Configuration

Ghostty supports hundreds of configuration options to make it look and behave exactly how you want.

Zero Configuration Philosophy

Ghostty is designed to work out of the box with no configuration for most users. Ghostty has sensible defaults, embeds a default font (JetBrains Mono), has built-in nerd fonts, and more. We are constantly challenging ourself as a project to eliminate any necessary configuration to use Ghostty.

To that end, if you find yourself needing to configure something other than highly subjective things like the theme and you think it should be a default, please open a discussion.

And, if you're used to feeling you need to configure your terminal, maybe give Ghostty a try without any configuration first. You might be surprised!

Configuration Format

Ghostty is configured using a text-based configuration file.

Note

In the future, we plan to also support native GUIs for configuration in line with our native UI philosophy. This will be in addition to the text-based configuration.
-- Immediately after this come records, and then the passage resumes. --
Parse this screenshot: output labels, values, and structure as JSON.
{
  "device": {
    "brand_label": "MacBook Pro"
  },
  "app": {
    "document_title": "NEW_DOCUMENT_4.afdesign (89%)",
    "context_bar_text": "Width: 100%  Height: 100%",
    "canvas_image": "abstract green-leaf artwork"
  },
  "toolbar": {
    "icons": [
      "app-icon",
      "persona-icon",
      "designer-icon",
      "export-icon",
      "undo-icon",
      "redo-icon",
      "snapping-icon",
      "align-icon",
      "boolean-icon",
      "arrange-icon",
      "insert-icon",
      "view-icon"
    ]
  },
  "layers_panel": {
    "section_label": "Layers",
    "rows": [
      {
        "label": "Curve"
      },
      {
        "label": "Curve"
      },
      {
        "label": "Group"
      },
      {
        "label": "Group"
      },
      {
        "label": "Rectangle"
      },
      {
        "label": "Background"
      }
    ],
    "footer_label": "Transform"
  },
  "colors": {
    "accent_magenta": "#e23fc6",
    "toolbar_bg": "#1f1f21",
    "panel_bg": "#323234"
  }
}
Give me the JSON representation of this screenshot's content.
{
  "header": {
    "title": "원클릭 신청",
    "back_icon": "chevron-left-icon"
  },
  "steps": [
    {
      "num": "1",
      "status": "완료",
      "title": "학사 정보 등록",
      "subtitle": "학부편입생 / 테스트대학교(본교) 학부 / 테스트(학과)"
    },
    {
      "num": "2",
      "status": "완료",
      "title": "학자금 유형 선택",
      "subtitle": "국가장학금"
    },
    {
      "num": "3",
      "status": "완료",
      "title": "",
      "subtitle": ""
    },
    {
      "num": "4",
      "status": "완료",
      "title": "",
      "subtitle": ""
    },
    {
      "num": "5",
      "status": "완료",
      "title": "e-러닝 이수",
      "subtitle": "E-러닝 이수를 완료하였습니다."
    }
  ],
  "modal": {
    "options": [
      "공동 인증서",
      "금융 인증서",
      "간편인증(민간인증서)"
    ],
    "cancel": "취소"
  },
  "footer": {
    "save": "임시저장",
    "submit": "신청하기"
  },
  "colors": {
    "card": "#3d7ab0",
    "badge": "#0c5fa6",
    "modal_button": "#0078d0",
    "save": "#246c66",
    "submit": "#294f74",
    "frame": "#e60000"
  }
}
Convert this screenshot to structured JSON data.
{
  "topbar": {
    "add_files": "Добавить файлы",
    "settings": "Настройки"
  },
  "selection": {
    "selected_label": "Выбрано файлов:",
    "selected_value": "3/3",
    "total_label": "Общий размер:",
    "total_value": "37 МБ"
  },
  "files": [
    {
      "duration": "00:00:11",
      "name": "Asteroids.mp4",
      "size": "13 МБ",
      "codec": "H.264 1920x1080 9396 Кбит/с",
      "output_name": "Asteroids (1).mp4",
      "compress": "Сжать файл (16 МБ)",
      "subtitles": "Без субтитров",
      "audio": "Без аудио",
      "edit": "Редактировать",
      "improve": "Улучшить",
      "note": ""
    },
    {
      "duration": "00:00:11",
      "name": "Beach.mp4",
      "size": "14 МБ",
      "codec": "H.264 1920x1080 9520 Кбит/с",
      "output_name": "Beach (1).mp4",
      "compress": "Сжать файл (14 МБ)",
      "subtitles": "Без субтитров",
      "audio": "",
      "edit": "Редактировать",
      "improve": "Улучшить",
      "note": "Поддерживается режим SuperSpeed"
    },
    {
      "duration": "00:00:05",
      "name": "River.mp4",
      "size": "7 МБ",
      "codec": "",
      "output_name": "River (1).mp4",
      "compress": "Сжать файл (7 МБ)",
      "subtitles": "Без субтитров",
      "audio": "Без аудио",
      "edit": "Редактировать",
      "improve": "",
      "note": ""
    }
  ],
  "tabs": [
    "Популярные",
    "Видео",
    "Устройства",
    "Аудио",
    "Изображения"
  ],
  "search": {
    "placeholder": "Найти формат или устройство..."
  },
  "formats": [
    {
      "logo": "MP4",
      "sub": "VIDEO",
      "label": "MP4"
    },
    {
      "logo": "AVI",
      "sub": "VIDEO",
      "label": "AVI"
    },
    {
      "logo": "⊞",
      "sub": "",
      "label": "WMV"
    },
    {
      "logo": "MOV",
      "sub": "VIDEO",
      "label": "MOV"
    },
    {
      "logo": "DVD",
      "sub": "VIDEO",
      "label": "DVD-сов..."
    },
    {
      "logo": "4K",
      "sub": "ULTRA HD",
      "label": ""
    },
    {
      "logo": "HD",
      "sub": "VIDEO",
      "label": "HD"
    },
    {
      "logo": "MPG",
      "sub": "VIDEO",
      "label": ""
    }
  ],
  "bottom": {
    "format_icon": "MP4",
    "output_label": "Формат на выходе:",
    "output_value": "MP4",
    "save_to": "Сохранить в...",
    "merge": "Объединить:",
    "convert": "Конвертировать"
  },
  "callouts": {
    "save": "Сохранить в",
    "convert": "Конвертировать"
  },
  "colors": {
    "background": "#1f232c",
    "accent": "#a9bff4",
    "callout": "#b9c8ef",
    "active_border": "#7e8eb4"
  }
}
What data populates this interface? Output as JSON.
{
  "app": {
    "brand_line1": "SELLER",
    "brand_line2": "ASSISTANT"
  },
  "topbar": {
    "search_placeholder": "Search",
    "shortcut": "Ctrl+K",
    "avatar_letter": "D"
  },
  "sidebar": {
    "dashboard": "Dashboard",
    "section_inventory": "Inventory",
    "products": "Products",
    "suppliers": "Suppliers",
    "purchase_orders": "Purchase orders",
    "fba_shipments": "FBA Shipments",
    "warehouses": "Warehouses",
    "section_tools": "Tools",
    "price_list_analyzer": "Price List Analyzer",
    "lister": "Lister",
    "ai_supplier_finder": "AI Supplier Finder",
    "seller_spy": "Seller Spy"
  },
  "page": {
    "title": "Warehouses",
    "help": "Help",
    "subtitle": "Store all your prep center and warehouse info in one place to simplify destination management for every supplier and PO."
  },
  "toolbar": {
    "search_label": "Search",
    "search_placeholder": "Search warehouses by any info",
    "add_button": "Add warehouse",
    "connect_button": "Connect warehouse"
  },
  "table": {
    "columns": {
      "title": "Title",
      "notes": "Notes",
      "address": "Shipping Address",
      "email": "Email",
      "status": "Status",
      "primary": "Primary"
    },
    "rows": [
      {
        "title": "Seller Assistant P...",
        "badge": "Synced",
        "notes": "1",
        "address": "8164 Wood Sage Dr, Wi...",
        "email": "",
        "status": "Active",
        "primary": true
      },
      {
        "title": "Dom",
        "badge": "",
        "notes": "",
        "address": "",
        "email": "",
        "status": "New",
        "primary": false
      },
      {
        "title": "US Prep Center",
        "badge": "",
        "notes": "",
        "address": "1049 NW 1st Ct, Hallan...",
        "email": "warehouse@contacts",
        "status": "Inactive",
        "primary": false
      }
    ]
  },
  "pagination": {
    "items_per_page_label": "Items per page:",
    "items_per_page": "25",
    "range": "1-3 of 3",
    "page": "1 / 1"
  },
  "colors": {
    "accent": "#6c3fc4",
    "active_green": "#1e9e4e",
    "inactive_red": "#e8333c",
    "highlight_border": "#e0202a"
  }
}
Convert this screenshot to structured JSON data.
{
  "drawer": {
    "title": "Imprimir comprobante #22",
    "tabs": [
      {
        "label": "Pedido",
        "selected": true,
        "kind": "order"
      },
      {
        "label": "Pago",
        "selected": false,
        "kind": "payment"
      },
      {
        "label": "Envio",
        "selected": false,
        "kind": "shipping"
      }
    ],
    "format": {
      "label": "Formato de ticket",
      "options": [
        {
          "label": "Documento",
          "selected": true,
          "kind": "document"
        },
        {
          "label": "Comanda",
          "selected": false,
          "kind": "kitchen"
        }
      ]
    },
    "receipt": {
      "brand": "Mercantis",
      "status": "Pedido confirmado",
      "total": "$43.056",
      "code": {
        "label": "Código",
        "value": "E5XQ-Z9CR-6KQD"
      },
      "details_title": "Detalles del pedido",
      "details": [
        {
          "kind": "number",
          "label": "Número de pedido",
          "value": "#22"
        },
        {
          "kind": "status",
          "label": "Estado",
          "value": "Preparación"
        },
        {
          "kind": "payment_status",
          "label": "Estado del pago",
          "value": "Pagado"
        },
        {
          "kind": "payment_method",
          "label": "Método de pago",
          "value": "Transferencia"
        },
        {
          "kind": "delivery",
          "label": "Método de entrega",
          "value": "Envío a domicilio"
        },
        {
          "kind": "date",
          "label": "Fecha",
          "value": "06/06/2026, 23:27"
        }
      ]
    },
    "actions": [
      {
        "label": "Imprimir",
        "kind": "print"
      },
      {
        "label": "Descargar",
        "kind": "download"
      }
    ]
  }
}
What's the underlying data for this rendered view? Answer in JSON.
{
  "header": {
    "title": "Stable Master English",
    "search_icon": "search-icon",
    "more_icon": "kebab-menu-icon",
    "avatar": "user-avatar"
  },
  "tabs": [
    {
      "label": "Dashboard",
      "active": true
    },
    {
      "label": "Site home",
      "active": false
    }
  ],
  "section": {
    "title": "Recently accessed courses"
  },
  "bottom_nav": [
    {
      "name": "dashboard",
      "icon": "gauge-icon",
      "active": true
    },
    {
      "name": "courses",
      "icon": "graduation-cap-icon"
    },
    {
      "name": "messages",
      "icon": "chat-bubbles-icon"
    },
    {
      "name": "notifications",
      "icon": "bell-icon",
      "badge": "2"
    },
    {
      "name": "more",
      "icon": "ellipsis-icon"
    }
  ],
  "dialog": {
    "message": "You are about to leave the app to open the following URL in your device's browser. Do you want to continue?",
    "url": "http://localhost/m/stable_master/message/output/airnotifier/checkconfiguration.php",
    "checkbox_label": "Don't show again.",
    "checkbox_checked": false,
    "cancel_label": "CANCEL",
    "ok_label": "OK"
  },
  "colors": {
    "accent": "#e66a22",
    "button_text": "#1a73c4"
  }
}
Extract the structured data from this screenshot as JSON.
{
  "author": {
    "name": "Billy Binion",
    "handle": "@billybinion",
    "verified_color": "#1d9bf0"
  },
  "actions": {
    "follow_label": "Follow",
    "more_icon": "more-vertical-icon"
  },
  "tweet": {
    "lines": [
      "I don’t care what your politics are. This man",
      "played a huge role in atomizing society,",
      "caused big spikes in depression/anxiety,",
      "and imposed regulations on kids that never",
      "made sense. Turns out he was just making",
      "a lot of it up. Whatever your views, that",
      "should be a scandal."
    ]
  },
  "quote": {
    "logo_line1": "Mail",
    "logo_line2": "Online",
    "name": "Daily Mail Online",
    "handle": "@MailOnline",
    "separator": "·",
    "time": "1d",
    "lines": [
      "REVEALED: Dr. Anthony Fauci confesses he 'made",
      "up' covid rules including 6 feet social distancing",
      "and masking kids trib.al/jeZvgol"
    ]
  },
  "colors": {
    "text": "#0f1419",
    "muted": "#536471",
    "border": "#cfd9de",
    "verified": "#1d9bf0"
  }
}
Presently, the text-based configuration is the only way to configure Ghostty.

File Location

The configuration file, config, is loaded from these locations in the following order:

XDG configuration Path (all platforms):

  • $XDG_CONFIG_HOME/ghostty/config.
  • if XDG_CONFIG_HOME is not defined, it defaults to $HOME/.config/ghostty/config.

macOS-specific Path (macOS only):

  • $HOME/Library/Application\ Support/com.mitchellh.ghostty/config.
  • macOS also supports the XDG configuration path mentioned above.

If both locations exist, they are loaded in the order above with conflicting values in later files overriding earlier ones. Configuration is optional and if no configuration file is found, Ghostty will use its defaults.

Syntax

Ghostty uses a custom, but very simplistic key = value syntax. The syntax is documented below using comments in a sample configuration file.

# The syntax is "key = value". The whitespace around the
# equals doesn't matter.
background = 282c34
foreground = ffffff

# Comments start with a `#` and are only valid on their own line.
# Blank lines are ignored!

keybind = ctrl+z=close_surface
keybind = ctrl+d=new_split:right

# Empty values reset the configuration to the default value
font-family =

Some other notes about the syntax:

  • Keys are case-sensitive. background and Background are not the same. Ghostty always uses lowercase keys.

  • Values can be quoted or unquoted. font-family = "JetBrains Mono" is the same as font-family = JetBrains Mono.

  • Every configuration key is a valid CLI flag when launching Ghostty from the command-line. For example, the background key can be set with ghostty --background=282c34. Or the font-family key can be set with ghostty --font-family="JetBrains Mono".

Splitting into Multiple Files

You can split your configuration into multiple files by using the config-file key in your configuration file. This key specifies a path to another configuration file to load and can be specified multiple times (cycles are detected and produce a warning).

Note that any config-file keys are processed at the end of the current file. This means that any keys after a config-file key will not override the keys in the loaded file if they are set.

If the value is a relative path, it is relative to the configuration file that contains the config-file key.

If the value is prefixed with ?, the file is optional and if it doesn't exist, it is ignored. This is particularly useful for platform-specific or machine-specific configuration files. (If for some cursed reason you have a file you want to load that actually starts with ?, you can escape by quoting the entire value with double quotes.)

Example combining all of the above concepts:

config-file = some/relative/sub/config
config-file = ?optional/config
config-file = /absolute/path/config

Reloading the Configuration

The configuration can be reloaded at runtime by pressing ctrl+shift+, (Linux) or cmd+shift+, (macOS). These are the default keybindings, but it is possible to define your own via the reload_config action.

Note

Some configuration options cannot be reloaded at runtime; others may only apply to newly created terminals. See the specific configuration option for details.

Offline Reference Documentation

There are multiple places to find documentation on the configuration options besides the website. All locations are identical (they're all generated from the same source).

Tip

The online reference documentation is available here.

  1. There are HTML and Markdown formatted docs in the $prefix/share/ghostty/docs directory. This directory is created when you build or install Ghostty. The $prefix is zig-out if you're building from source (or the specified --prefix flag). On macOS, $prefix is the Contents/Resources subdirectory of the .app bundle.

  2. There are man pages in the $prefix/share/man directory. This directory is created when you build or install Ghostty.

  3. In the CLI, you can run ghostty +show-config --default --docs. Note that this will output the full default configuration with docs to stdout, so you may want to pipe that through a pager, an editor, etc.

  4. In the source code, you can find the configuration structure in the Config structure. The available keys are the keys verbatim, and their possible values are typically documented in the comments.

  5. Not documentation per se, but you can search for the public config files of many Ghostty users for examples and inspiration.

Note

You may see strange looking blank configurations like font-family =. This is a valid syntax to specify the default behavior (no value). The +show-config outputs it so it's clear that key is defaulting and also to have something to attach the doc comment to.